Sputnik V in vials. Image from Mos.ru via Wikipedia.

The Sputnik V COVID-19 vaccine could be more efficacious than those from AstraZeneca (LON:AZN) or Johnson & Johnson (NYSE:JNJ) based on interim trial results.

The two-dose Sputnik vaccine was 91.6% effective at preventing symptomatic COVID-19 and 100% effective at preventing severe and moderate disease in a study involving 19,866 participants.

The data were published in The Lancet. No data, however, was available on the impact of SARS-CoV-2 variants on the vaccine’s efficacy.

By comparison, the single-dose JNJ vaccine was 57% to 72% effective at preventing moderate to severe disease, depending on the geography. The vaccine was least effective in South Africa, where 95% of infections were the result of a more-infectious variant circulating there.

AstraZeneca’s (LON:AZN) two-dose vaccine was between 62% and 90% effective, depending on the dosing regimen.

The organization that developed the vaccine, the Gameleya Institute, has experience developing vaccines for Ebola, MERS and smallpox.

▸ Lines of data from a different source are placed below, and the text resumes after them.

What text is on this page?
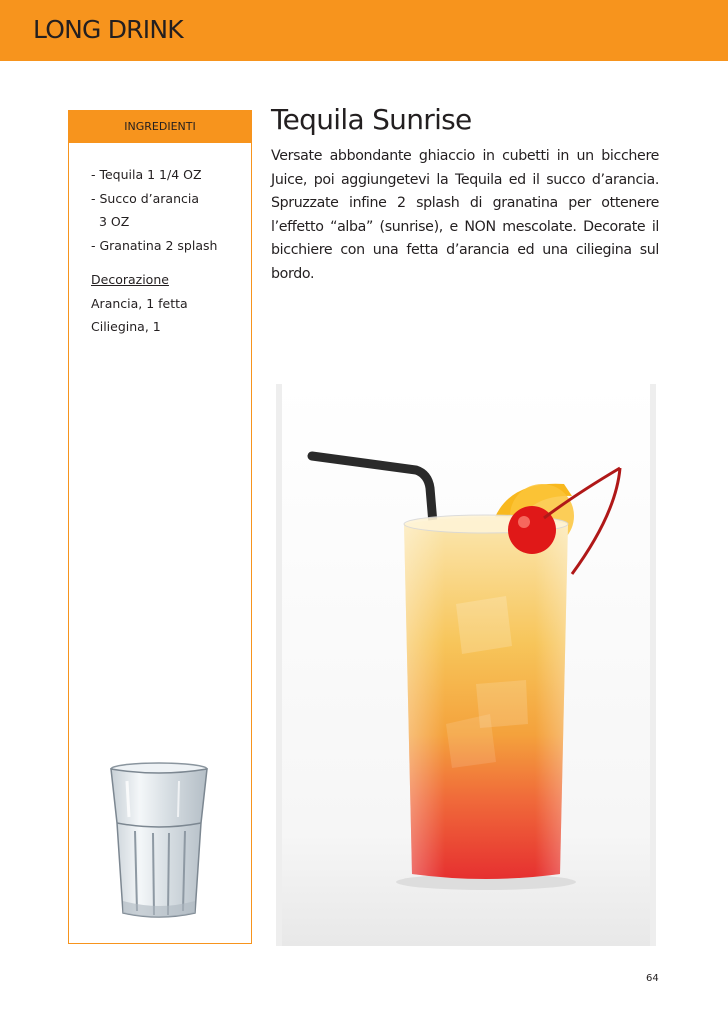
LONG DRINK
INGREDIENTI
- Tequila 1 1/4 OZ
- Succo d’arancia
3 OZ
- Granatina 2 splash
Decorazione
Arancia, 1 fetta
Ciliegina, 1
Tequila Sunrise
Versate abbondante ghiaccio in cubetti in un bicchere Juice, poi aggiungetevi la Tequila ed il succo d’arancia. Spruzzate infine 2 splash di granatina per ottenere l’effetto “alba” (sunrise), e NON mescolate. Decorate il bicchiere con una fetta d’arancia ed una ciliegina sul bordo.
64
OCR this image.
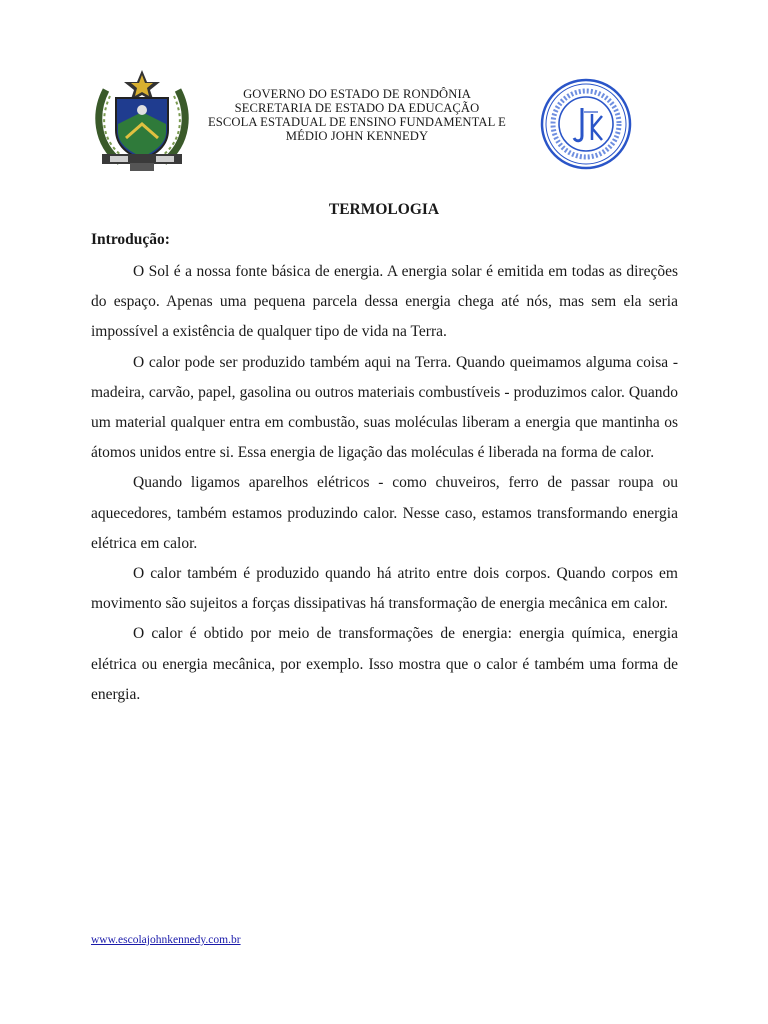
GOVERNO DO ESTADO DE RONDÔNIA
SECRETARIA DE ESTADO DA EDUCAÇÃO
ESCOLA ESTADUAL DE ENSINO FUNDAMENTAL E
MÉDIO JOHN KENNEDY
TERMOLOGIA
Introdução:

O Sol é a nossa fonte básica de energia. A energia solar é emitida em todas as direções do espaço. Apenas uma pequena parcela dessa energia chega até nós, mas sem ela seria impossível a existência de qualquer tipo de vida na Terra.

O calor pode ser produzido também aqui na Terra. Quando queimamos alguma coisa - madeira, carvão, papel, gasolina ou outros materiais combustíveis - produzimos calor. Quando um material qualquer entra em combustão, suas moléculas liberam a energia que mantinha os átomos unidos entre si. Essa energia de ligação das moléculas é liberada na forma de calor.

Quando ligamos aparelhos elétricos - como chuveiros, ferro de passar roupa ou aquecedores, também estamos produzindo calor. Nesse caso, estamos transformando energia elétrica em calor.

O calor também é produzido quando há atrito entre dois corpos. Quando corpos em movimento são sujeitos a forças dissipativas há transformação de energia mecânica em calor.

O calor é obtido por meio de transformações de energia: energia química, energia elétrica ou energia mecânica, por exemplo. Isso mostra que o calor é também uma forma de energia.

www.escolajohnkennedy.com.br
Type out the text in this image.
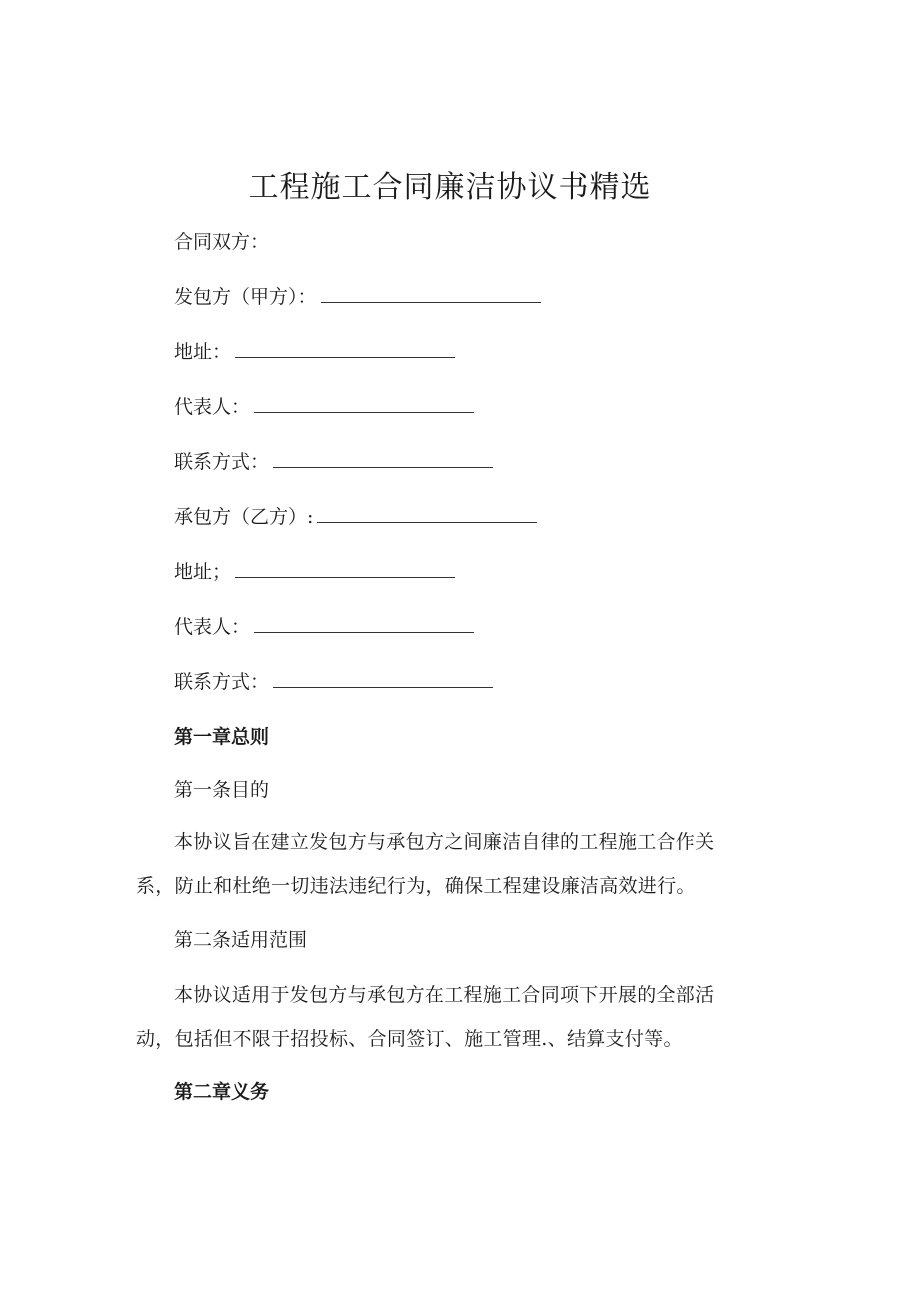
工程施工合同廉洁协议书精选
合同双方：
发包方（甲方）：
地址：
代表人：
联系方式：
承包方（乙方）:
地址；
代表人：
联系方式：
第一章总则
第一条目的

本协议旨在建立发包方与承包方之间廉洁自律的工程施工合作关系，防止和杜绝一切违法违纪行为，确保工程建设廉洁高效进行。

第二条适用范围

本协议适用于发包方与承包方在工程施工合同项下开展的全部活动，包括但不限于招投标、合同签订、施工管理.、结算支付等。

第二章义务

Like those from AstraZeneca and Johnson & Johnson, its vaccine is adenovirus-vectored. The Sputnik V vaccine, however, is novel in its use of two separate adenovirus vectors. The first dose of the vaccine uses adenovirus-26, which is the same variant Johnson & Johnson uses in their vaccine. The second dose uses adenovirus-5, a commonly used viral vector used in clinical research.

CanSinoBIO-Beijing Institute of Biotechnology is also experimenting with an adenovirus-5-based vaccine.

Gameleya Institute scientists have also experimented with AstraZeneca’s non-replicating chimpanzee adenovirus for one of the doses.